About one in five Australians has a mental disorder right now. That number gets a lot of airtime. What doesn’t is the follow-up question: which one in five, and are they actually getting help?
The ABS ran its most comprehensive mental health survey between 2020 and 2022. Break the numbers down by age and something uncomfortable comes into view. Young Australians aged 16 to 24 are not experiencing a milder version of the same problem as their parents and grandparents. They are dealing with a different crisis altogether. Yet the mental health system was not designed around it and still has not fully caught up.
The five charts below show where the crisis is concentrated, how severe it really is, and why so many young Australians keep falling through the gaps.
The national figure of 21.5% is cited so often it has become a kind of shorthand. But it describes almost nobody accurately. Australians aged 16 to 24 experience mental disorders at 38.8% — nearly four times the rate of those aged 65 to 74.
Among 16 to 24 year olds, only half report low distress. The other half sit somewhere from moderate to very high. The country’s oldest citizens are, by this measure, its most mentally well. Its youngest are carrying a load the system was not built for.
Here is where it gets uncomfortable. Disorder rates fall steeply with age. Medication rates among people who already have a disorder rise just as steeply. Plot both on the same chart and the two lines cross.
Among 16–24 year olds with a 12-month mental disorder, only 25.1% received mental health medication. Among 65–85 year olds with a disorder: 51.0%. The system’s support peaks almost exactly where the burden disappears.
Some of this has a clinical explanation. Anxiety dominates the youth mental health profile, and the standard first-line treatment for anxiety is psychological therapy, not medication. So young people seeking help are more likely to see a psychologist than a GP. Older Australians do the opposite.
The problem is that psychologists are harder to get to. Waiting lists are longer, out-of-pocket costs are higher, and the Medicare Better Access scheme caps subsidised sessions at 10 per year.
The people carrying the heaviest load are also the hardest to reach. LGBTQ+ Australians have a 12-month disorder rate of 58.7%, nearly three times the national average. People who have ever been without a permanent home sit at 39.1%. Unemployed Australians at 36.1%. These are exactly the groups a functioning mental health system would be built around. They are the ones falling through the gaps.
None of this means the system has done nothing. The Better Access initiative expanded psychological therapy access after 2006. Headspace operates in more than 150 communities. Telehealth opened new access routes during COVID. But the structural mismatch between where the burden falls and where support flows has not been corrected, and the ABS data from 2020 to 2022 makes that difficult to ignore.

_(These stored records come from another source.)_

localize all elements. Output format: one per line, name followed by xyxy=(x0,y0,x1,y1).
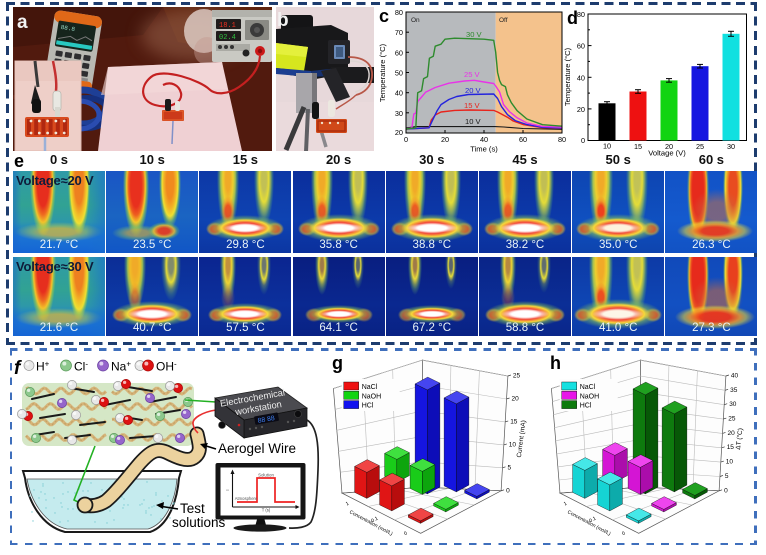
svg-text:Na+: Na+ xyxy=(111,359,131,374)
svg-text:HCl: HCl xyxy=(580,403,592,410)
svg-text:10: 10 xyxy=(509,441,517,448)
svg-text:5: 5 xyxy=(725,473,729,480)
svg-text:b: b xyxy=(277,10,289,31)
svg-text:T (s): T (s) xyxy=(262,508,271,513)
svg-text:02.4: 02.4 xyxy=(219,34,236,42)
svg-text:40: 40 xyxy=(480,135,488,144)
svg-text:g: g xyxy=(332,353,343,373)
svg-text:solutions: solutions xyxy=(172,515,226,530)
svg-text:60: 60 xyxy=(395,48,403,57)
svg-text:0.1: 0.1 xyxy=(588,516,597,525)
svg-text:40: 40 xyxy=(395,89,403,98)
svg-text:NaCl: NaCl xyxy=(362,384,378,391)
svg-text:70: 70 xyxy=(395,28,403,37)
svg-text:80: 80 xyxy=(395,8,403,17)
svg-text:Solution: Solution xyxy=(258,473,274,478)
svg-text:20: 20 xyxy=(728,430,736,437)
svg-text:35: 35 xyxy=(730,387,738,394)
svg-text:50: 50 xyxy=(395,69,403,78)
svg-text:25: 25 xyxy=(728,416,736,423)
svg-text:Aerogel Wire: Aerogel Wire xyxy=(218,441,296,456)
svg-text:30: 30 xyxy=(395,109,403,118)
svg-text:30: 30 xyxy=(727,142,735,151)
svg-text:0: 0 xyxy=(404,135,408,144)
svg-text:15: 15 xyxy=(634,142,642,151)
svg-text:Current (mA): Current (mA) xyxy=(516,420,528,458)
svg-text:40: 40 xyxy=(731,373,739,380)
svg-text:Off: Off xyxy=(499,17,508,24)
svg-text:HCl: HCl xyxy=(362,403,374,410)
svg-text:60: 60 xyxy=(577,42,585,51)
svg-text:88 88: 88 88 xyxy=(257,415,275,425)
svg-text:15: 15 xyxy=(510,418,518,425)
svg-text:Cl-: Cl- xyxy=(74,359,88,374)
svg-text:80: 80 xyxy=(558,135,566,144)
svg-text:Time (s): Time (s) xyxy=(470,145,498,154)
svg-text:Temperature (°C): Temperature (°C) xyxy=(378,43,387,102)
svg-text:15 V: 15 V xyxy=(464,101,481,110)
svg-text:Atmosphere: Atmosphere xyxy=(235,496,258,501)
svg-text:20: 20 xyxy=(577,105,585,114)
svg-text:a: a xyxy=(17,12,28,33)
svg-text:d: d xyxy=(567,8,578,28)
svg-text:10 V: 10 V xyxy=(465,117,482,126)
svg-text:20: 20 xyxy=(512,396,520,403)
svg-text:88.8: 88.8 xyxy=(60,24,76,33)
svg-text:60: 60 xyxy=(519,135,527,144)
svg-text:15: 15 xyxy=(727,444,735,451)
svg-text:40: 40 xyxy=(577,73,585,82)
svg-text:H+: H+ xyxy=(36,359,50,374)
svg-text:NaOH: NaOH xyxy=(580,393,599,400)
svg-text:1: 1 xyxy=(563,501,568,508)
svg-text:10: 10 xyxy=(603,142,611,151)
svg-text:5: 5 xyxy=(508,464,512,471)
svg-text:0: 0 xyxy=(403,530,408,537)
svg-text:I: I xyxy=(225,489,230,490)
svg-text:f: f xyxy=(14,358,22,379)
svg-text:h: h xyxy=(550,353,561,373)
svg-text:0: 0 xyxy=(724,487,728,494)
svg-text:NaOH: NaOH xyxy=(362,393,381,400)
svg-text:20: 20 xyxy=(665,142,673,151)
svg-text:Test: Test xyxy=(180,501,205,516)
svg-text:OH-: OH- xyxy=(156,359,177,374)
svg-text:0: 0 xyxy=(621,530,626,537)
svg-text:Voltage (V): Voltage (V) xyxy=(648,149,686,158)
svg-text:Temperature (°C): Temperature (°C) xyxy=(563,47,572,106)
svg-text:25 V: 25 V xyxy=(464,70,481,79)
svg-text:ΔT (°C): ΔT (°C) xyxy=(734,428,745,450)
svg-text:On: On xyxy=(411,17,420,24)
svg-text:c: c xyxy=(379,6,389,26)
svg-text:80: 80 xyxy=(577,10,585,19)
svg-text:30 V: 30 V xyxy=(466,30,483,39)
svg-text:18.1: 18.1 xyxy=(219,22,236,30)
svg-text:0: 0 xyxy=(506,487,510,494)
svg-text:20: 20 xyxy=(441,135,449,144)
svg-text:0.1: 0.1 xyxy=(370,516,379,525)
svg-text:NaCl: NaCl xyxy=(580,384,596,391)
svg-text:30: 30 xyxy=(729,401,737,408)
svg-text:20 V: 20 V xyxy=(465,86,482,95)
svg-text:25: 25 xyxy=(513,373,521,380)
svg-text:1: 1 xyxy=(345,501,350,508)
svg-text:10: 10 xyxy=(726,459,734,466)
svg-text:20: 20 xyxy=(395,128,403,137)
svg-text:0: 0 xyxy=(581,136,585,145)
svg-text:25: 25 xyxy=(696,142,704,151)
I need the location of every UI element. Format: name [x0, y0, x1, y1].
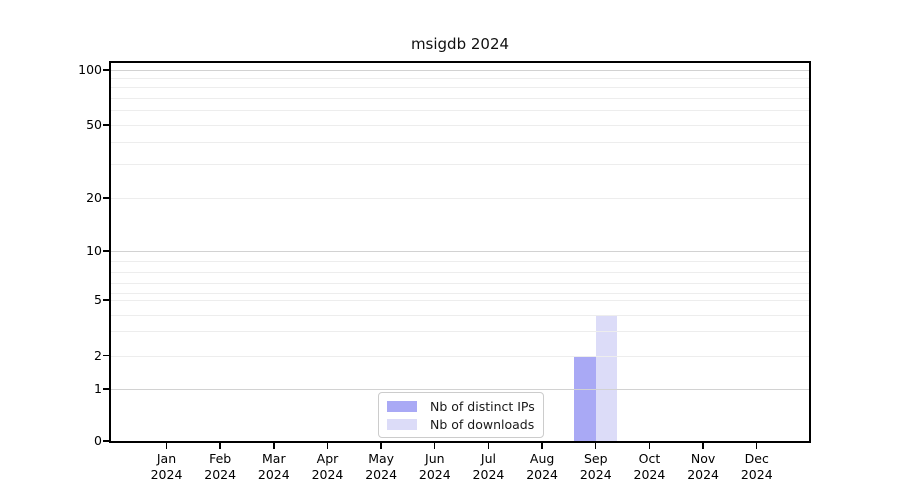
x-tick-label: Apr 2024 — [295, 451, 359, 482]
y-gridline — [111, 389, 809, 391]
x-tick-year: 2024 — [472, 466, 505, 482]
x-tick-year: 2024 — [579, 466, 612, 482]
chart-title: msigdb 2024 — [410, 35, 510, 53]
x-tick-month: Jun — [425, 451, 445, 466]
x-tick-year: 2024 — [740, 466, 773, 482]
bar-distinct-ips — [574, 355, 596, 441]
x-tick-mark — [326, 443, 329, 449]
plot-area — [109, 61, 811, 443]
y-tick-label: 20 — [86, 190, 102, 205]
y-tick-mark — [103, 197, 109, 199]
x-tick-label: Dec 2024 — [725, 451, 789, 482]
x-tick-mark — [487, 443, 490, 449]
legend-item-downloads: Nb of downloads — [387, 416, 535, 433]
x-tick-year: 2024 — [687, 466, 719, 482]
y-tick-mark — [103, 440, 109, 442]
y-gridline — [111, 198, 809, 199]
x-tick-mark — [756, 443, 758, 449]
x-tick-label: Mar 2024 — [242, 451, 306, 482]
y-tick-label: 0 — [94, 433, 102, 448]
x-tick-label: Jan 2024 — [135, 451, 199, 482]
y-minor-gridline — [111, 78, 809, 79]
x-tick-year: 2024 — [526, 466, 559, 482]
x-tick-month: Mar — [262, 451, 286, 466]
y-gridline — [111, 355, 809, 357]
x-tick-mark — [219, 443, 221, 449]
y-minor-gridline — [111, 164, 809, 165]
y-tick-label: 5 — [94, 292, 102, 307]
x-tick-mark — [273, 443, 275, 449]
y-gridline — [111, 125, 809, 126]
y-minor-gridline — [111, 331, 809, 332]
y-tick-label: 10 — [86, 243, 102, 258]
y-minor-gridline — [111, 98, 809, 99]
legend-label-distinct-ips: Nb of distinct IPs — [430, 399, 535, 415]
legend-item-distinct-ips: Nb of distinct IPs — [387, 398, 535, 415]
y-tick-mark — [103, 124, 109, 126]
x-tick-mark — [702, 443, 704, 449]
legend: Nb of distinct IPs Nb of downloads — [378, 392, 544, 438]
y-minor-gridline — [111, 142, 809, 143]
x-tick-month: Dec — [744, 451, 769, 466]
y-minor-gridline — [111, 272, 809, 273]
legend-swatch-downloads — [387, 418, 417, 430]
y-minor-gridline — [111, 293, 809, 294]
y-tick-mark — [103, 69, 109, 71]
x-tick-label: Jul 2024 — [456, 451, 520, 482]
x-tick-month: Feb — [209, 451, 232, 466]
x-tick-mark — [541, 443, 543, 449]
x-tick-mark — [380, 443, 382, 449]
y-tick-label: 1 — [94, 381, 102, 396]
x-tick-month: Apr — [316, 451, 339, 466]
x-tick-mark — [165, 443, 168, 449]
x-tick-month: Sep — [583, 451, 608, 466]
y-minor-gridline — [111, 87, 809, 88]
x-tick-month: Aug — [529, 451, 555, 466]
x-tick-month: Oct — [638, 451, 661, 466]
x-tick-year: 2024 — [365, 466, 398, 482]
x-tick-year: 2024 — [418, 466, 451, 482]
y-gridline — [111, 70, 809, 72]
y-tick-mark — [103, 299, 109, 301]
x-tick-year: 2024 — [633, 466, 666, 482]
y-tick-mark — [103, 250, 109, 252]
y-tick-label: 50 — [86, 117, 102, 132]
x-tick-mark — [434, 443, 436, 449]
y-tick-mark — [103, 354, 109, 357]
y-tick-label: 2 — [94, 347, 102, 363]
x-tick-label: Aug 2024 — [510, 451, 574, 482]
x-tick-label: Sep 2024 — [564, 451, 628, 482]
x-tick-year: 2024 — [150, 466, 183, 482]
x-tick-label: Jun 2024 — [403, 451, 467, 482]
y-minor-gridline — [111, 314, 809, 316]
y-minor-gridline — [111, 261, 809, 262]
legend-label-downloads: Nb of downloads — [430, 416, 535, 432]
x-tick-label: Feb 2024 — [188, 451, 252, 482]
y-tick-mark — [103, 388, 109, 390]
x-tick-month: Jul — [480, 451, 496, 466]
legend-swatch-distinct-ips — [387, 401, 417, 413]
y-tick-label: 100 — [78, 62, 102, 77]
plot-inner — [111, 63, 809, 441]
y-gridline — [111, 300, 809, 301]
x-tick-mark — [648, 443, 651, 449]
x-tick-month: Jan — [156, 451, 177, 466]
x-tick-year: 2024 — [311, 466, 344, 482]
x-tick-label: May 2024 — [349, 451, 413, 482]
y-gridline — [111, 251, 809, 253]
x-tick-label: Nov 2024 — [671, 451, 735, 482]
x-tick-mark — [595, 443, 597, 449]
y-minor-gridline — [111, 283, 809, 284]
y-minor-gridline — [111, 110, 809, 111]
x-tick-label: Oct 2024 — [617, 451, 681, 482]
x-tick-month: May — [368, 451, 395, 466]
x-tick-year: 2024 — [204, 466, 237, 482]
bar-downloads — [595, 314, 618, 441]
x-tick-month: Nov — [690, 451, 716, 466]
x-tick-year: 2024 — [257, 466, 290, 482]
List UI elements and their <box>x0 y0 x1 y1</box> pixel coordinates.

Australia has a mental health system. The data suggests it was not designed with these populations in mind.
About this data
All figures are drawn from the
ABS National Study of Mental Health and Wellbeing, 2020–2022, released
October 2023. The survey covered a nationally representative sample of
Australians aged 16 to 85 living in private dwellings. Mental disorders
were assessed using the Composite International Diagnostic Instrument
(CIDI 3.0). Psychological distress was measured using the Kessler K10
scale. Figures may not add to 100% due to rounding.
Reference
Australian Bureau of Statistics.
(2023). National Study of Mental Health and Wellbeing,
2020–2022 (ABS cat. no. 4326.0). Australian Bureau of Statistics.